Civilian life itself has become a battlefield.
— Resilience beyond the front line
Yet Ukraine continues to function. Energy workers repair substations often within hours of strikes. Digital infrastructure allows public services to operate even during blackouts. Schools reopen. Businesses adapt.
Despite disparities in military scale and resources, Ukraine’s Armed Forces continue to defend hundreds of kilometres of frontline. Ukrainian engineers and technology specialists have developed domestic drone systems and digital command tools, turning limited resources into strategic advantage.
This resilience is not rhetorical. It is practical, daily work — sustained by society’s unity and the support of international partners.
—Why this war matters beyond Europe
Ukraine was among the world’s largest exporters of wheat, corn and sunflower oil before 2022. When Russian forces blockaded Ukrainian ports and targeted grain infrastructure, the impact was not confined to Europe.
Markets across Africa and the Middle East felt the pressure. Food prices rose in regions already facing fragility. Supply chains tightened.
When grain silos burn in Odesa, bread becomes more expensive thousands of kilometres away. Global markets are interconnected. So is insecurity.
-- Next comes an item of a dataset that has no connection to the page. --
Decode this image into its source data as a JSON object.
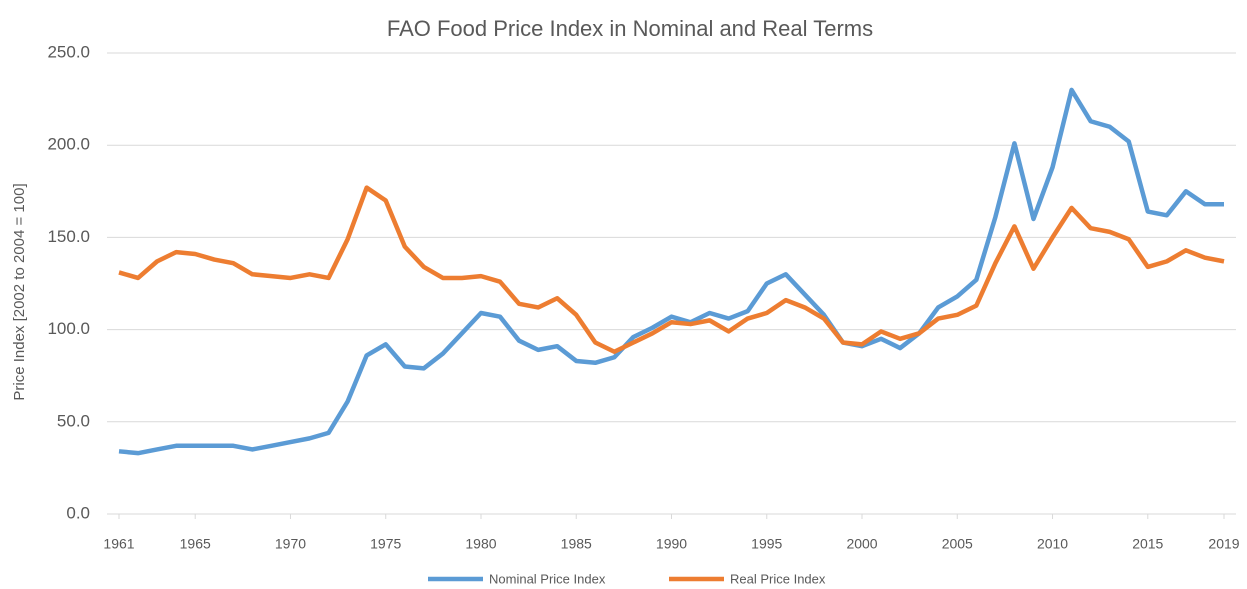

If large-scale invasions and systematic attacks on civilian infrastructure become normalised, instability does not remain local. It travels. Impunity spreads.
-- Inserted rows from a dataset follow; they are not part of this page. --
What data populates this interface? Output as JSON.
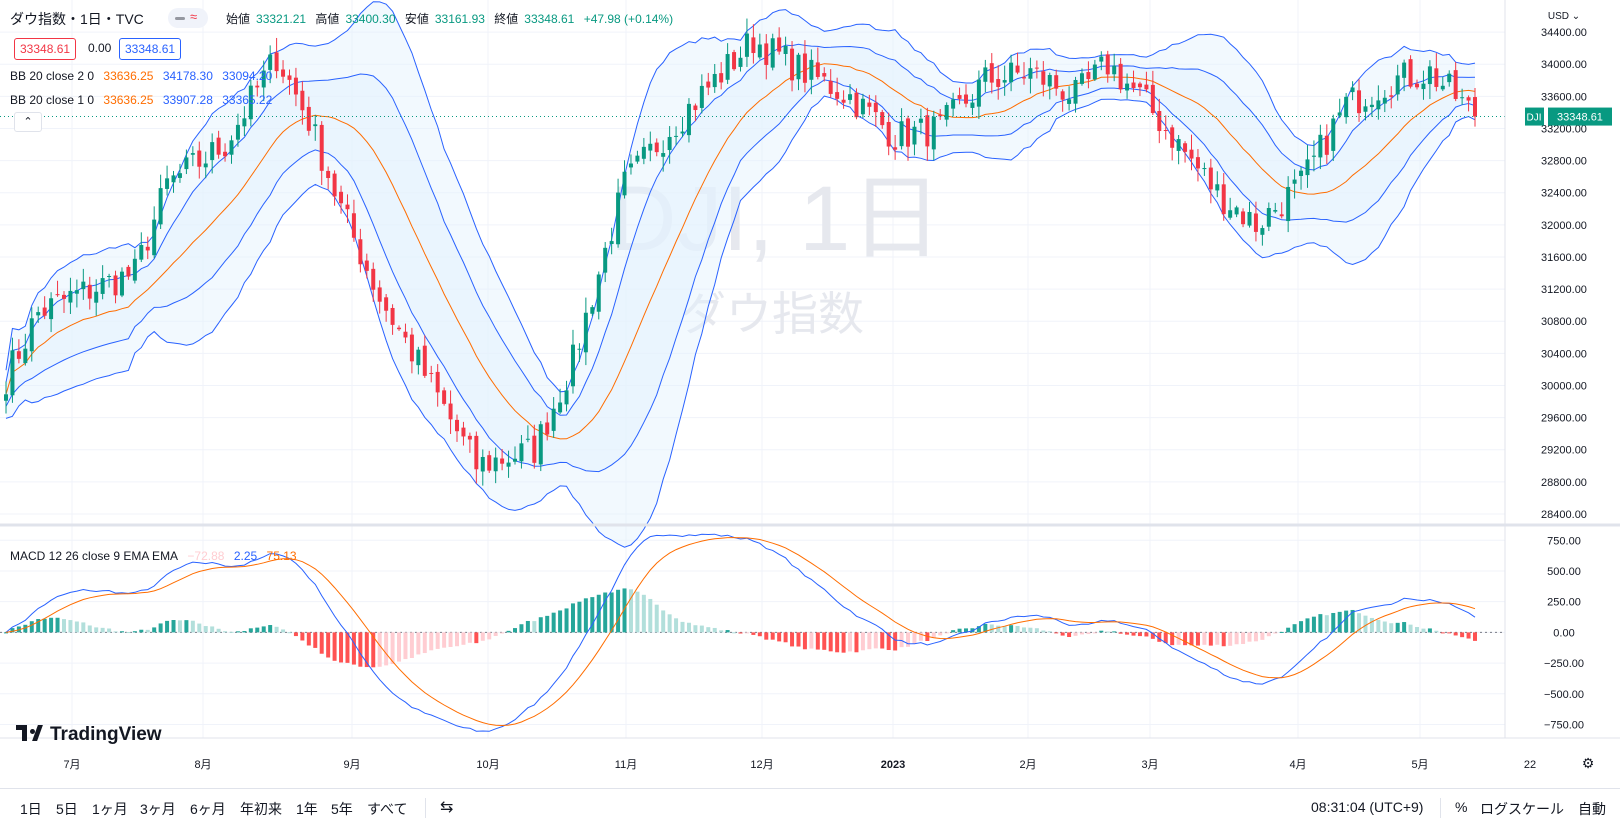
{
  "header": {
    "symbol_title": "ダウ指数・1日・TVC",
    "ohlc": [
      {
        "label": "始値",
        "value": "33321.21"
      },
      {
        "label": "高値",
        "value": "33400.30"
      },
      {
        "label": "安値",
        "value": "33161.93"
      },
      {
        "label": "終値",
        "value": "33348.61"
      }
    ],
    "change": "+47.98 (+0.14%)",
    "sell_price": "33348.61",
    "spread": "0.00",
    "buy_price": "33348.61"
  },
  "indicators": {
    "bb2": {
      "label": "BB 20 close 2 0",
      "basis": "33636.25",
      "upper": "34178.30",
      "lower": "33094.20"
    },
    "bb1": {
      "label": "BB 20 close 1 0",
      "basis": "33636.25",
      "upper": "33907.28",
      "lower": "33365.22"
    },
    "macd": {
      "label": "MACD 12 26 close 9 EMA EMA",
      "hist": "−72.88",
      "macd": "2.25",
      "signal": "75.13"
    },
    "collapse_icon": "chevron-up-icon"
  },
  "watermark": {
    "symbol": "DJI, 1日",
    "name": "ダウ指数"
  },
  "price_axis": {
    "currency": "USD",
    "symbol_tag": "DJI",
    "last_price": "33348.61"
  },
  "chart_data": [
    {
      "type": "candlestick",
      "title": "ダウ指数・1日・TVC",
      "ylim": [
        28300,
        34800
      ],
      "y_ticks": [
        "34400.00",
        "34000.00",
        "33600.00",
        "33200.00",
        "32800.00",
        "32400.00",
        "32000.00",
        "31600.00",
        "31200.00",
        "30800.00",
        "30400.00",
        "30000.00",
        "29600.00",
        "29200.00",
        "28800.00",
        "28400.00"
      ],
      "x_ticks": [
        "7月",
        "8月",
        "9月",
        "10月",
        "11月",
        "12月",
        "2023",
        "2月",
        "3月",
        "4月",
        "5月",
        "22"
      ],
      "close_keypoints": [
        [
          0,
          30100
        ],
        [
          5,
          30900
        ],
        [
          10,
          31100
        ],
        [
          20,
          31400
        ],
        [
          25,
          32500
        ],
        [
          34,
          33000
        ],
        [
          42,
          34100
        ],
        [
          47,
          33300
        ],
        [
          52,
          32200
        ],
        [
          58,
          31100
        ],
        [
          66,
          30000
        ],
        [
          73,
          29000
        ],
        [
          82,
          29200
        ],
        [
          88,
          30300
        ],
        [
          96,
          32500
        ],
        [
          103,
          33200
        ],
        [
          110,
          33800
        ],
        [
          116,
          34300
        ],
        [
          124,
          33900
        ],
        [
          131,
          33600
        ],
        [
          138,
          33100
        ],
        [
          145,
          33200
        ],
        [
          152,
          33800
        ],
        [
          159,
          33900
        ],
        [
          166,
          33600
        ],
        [
          171,
          34000
        ],
        [
          176,
          33600
        ],
        [
          181,
          33100
        ],
        [
          188,
          32400
        ],
        [
          194,
          32000
        ],
        [
          201,
          32500
        ],
        [
          208,
          33500
        ],
        [
          215,
          33800
        ],
        [
          221,
          33900
        ],
        [
          225,
          33600
        ],
        [
          228,
          33348.61
        ]
      ],
      "bollinger": {
        "period": 20,
        "multipliers": [
          1,
          2
        ]
      }
    },
    {
      "type": "line",
      "title": "MACD 12 26 close 9 EMA EMA",
      "ylim": [
        -860,
        850
      ],
      "y_ticks": [
        "750.00",
        "500.00",
        "250.00",
        "0.00",
        "−250.00",
        "−500.00",
        "−750.00"
      ],
      "series": [
        {
          "name": "MACD",
          "color": "#2962ff"
        },
        {
          "name": "Signal",
          "color": "#ff6d00"
        },
        {
          "name": "Histogram",
          "colors": [
            "#26a69a",
            "#b2dfdb",
            "#ff5252",
            "#ffcdd2"
          ]
        }
      ]
    }
  ],
  "colors": {
    "up": "#089981",
    "down": "#f23645",
    "bb_line": "#2962ff",
    "basis": "#ff6d00",
    "band_fill": "#e3f2fd"
  },
  "bottom_bar": {
    "timeframes": [
      "1日",
      "5日",
      "1ヶ月",
      "3ヶ月",
      "6ヶ月",
      "年初来",
      "1年",
      "5年",
      "すべて"
    ],
    "goto_icon": "calendar-goto-icon",
    "clock": "08:31:04 (UTC+9)",
    "percent": "%",
    "log": "ログスケール",
    "auto": "自動"
  },
  "logo": "TradingView"
}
For regions that prioritise stability, economic diversification and long-term planning, predictability in global affairs is not abstract, it is essential.
— Qatar’s responsible engagement
In this context, the role of responsible diplomatic actors becomes crucial.
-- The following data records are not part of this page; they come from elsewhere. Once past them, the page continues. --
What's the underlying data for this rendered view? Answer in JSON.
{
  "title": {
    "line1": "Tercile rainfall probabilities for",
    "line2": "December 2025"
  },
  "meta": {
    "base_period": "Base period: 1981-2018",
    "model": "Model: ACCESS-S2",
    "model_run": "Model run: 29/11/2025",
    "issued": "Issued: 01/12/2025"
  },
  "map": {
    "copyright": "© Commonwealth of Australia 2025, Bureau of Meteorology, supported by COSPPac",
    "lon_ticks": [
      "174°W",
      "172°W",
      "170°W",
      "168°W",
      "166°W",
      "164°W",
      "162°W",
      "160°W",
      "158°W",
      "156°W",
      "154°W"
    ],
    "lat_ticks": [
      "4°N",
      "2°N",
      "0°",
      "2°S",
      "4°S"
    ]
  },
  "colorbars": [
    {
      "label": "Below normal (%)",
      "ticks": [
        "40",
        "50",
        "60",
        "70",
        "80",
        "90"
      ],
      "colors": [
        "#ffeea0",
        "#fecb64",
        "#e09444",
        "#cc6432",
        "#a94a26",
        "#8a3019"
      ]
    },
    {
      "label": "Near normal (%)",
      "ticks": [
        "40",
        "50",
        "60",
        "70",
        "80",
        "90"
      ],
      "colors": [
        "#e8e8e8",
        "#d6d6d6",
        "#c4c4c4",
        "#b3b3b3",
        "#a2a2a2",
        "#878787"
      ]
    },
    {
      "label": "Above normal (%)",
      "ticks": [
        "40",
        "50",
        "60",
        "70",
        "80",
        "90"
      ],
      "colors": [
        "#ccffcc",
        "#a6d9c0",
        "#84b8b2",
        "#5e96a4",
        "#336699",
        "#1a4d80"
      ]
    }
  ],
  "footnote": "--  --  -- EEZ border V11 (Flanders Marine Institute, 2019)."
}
The State of Qatar has demonstrated constructive engagement throughout this war, through humanitarian assistance and sensitive mediation efforts on complex humanitarian matters, including issues related to Ukrainian children and other civilian concerns.
Ukraine deeply values this role. Qatar’s diplomatic philosophy — grounded in dialogue, mediation and humanitarian responsibility — contributes to mitigating fragmentation in a polarised international environment. In times when conflict narratives harden positions, such engagement helps preserve space for humanity.
Our cooperation reflects shared interests in stability and in a peace rooted in international law rather than force.
— A strategic investment in stability
Ukraine urgently requires continued support — including air defence systems, energy equipment, generators, transformers and materials necessary to restore critical infrastructure.
Such assistance is humanitarian. But it is also strategic.
A resilient Ukraine strengthens broader European and global stability. Protecting civilian infrastructure protects economic continuity. Defending sovereignty reinforces a principle that safeguards states of all sizes.
If Ukraine were to fall, the consequences would extend beyond Europe — destabilising the Black Sea region, disrupting food and energy routes, and weakening confidence in the idea that borders are protected by law.
The stakes are global.
— Looking ahead
Four years into this war, Ukraine remains standing — not because the suffering has been small, but because surrender would mean accepting that civilian life can be deliberately weaponised.
Peace will come. But for the sake of humanity, it must reaffirm a simple truth: civilian infrastructure is not a legitimate target, and territory cannot be taken by force.
For societies that understand the cost of instability, this principle is not distant. It is personal.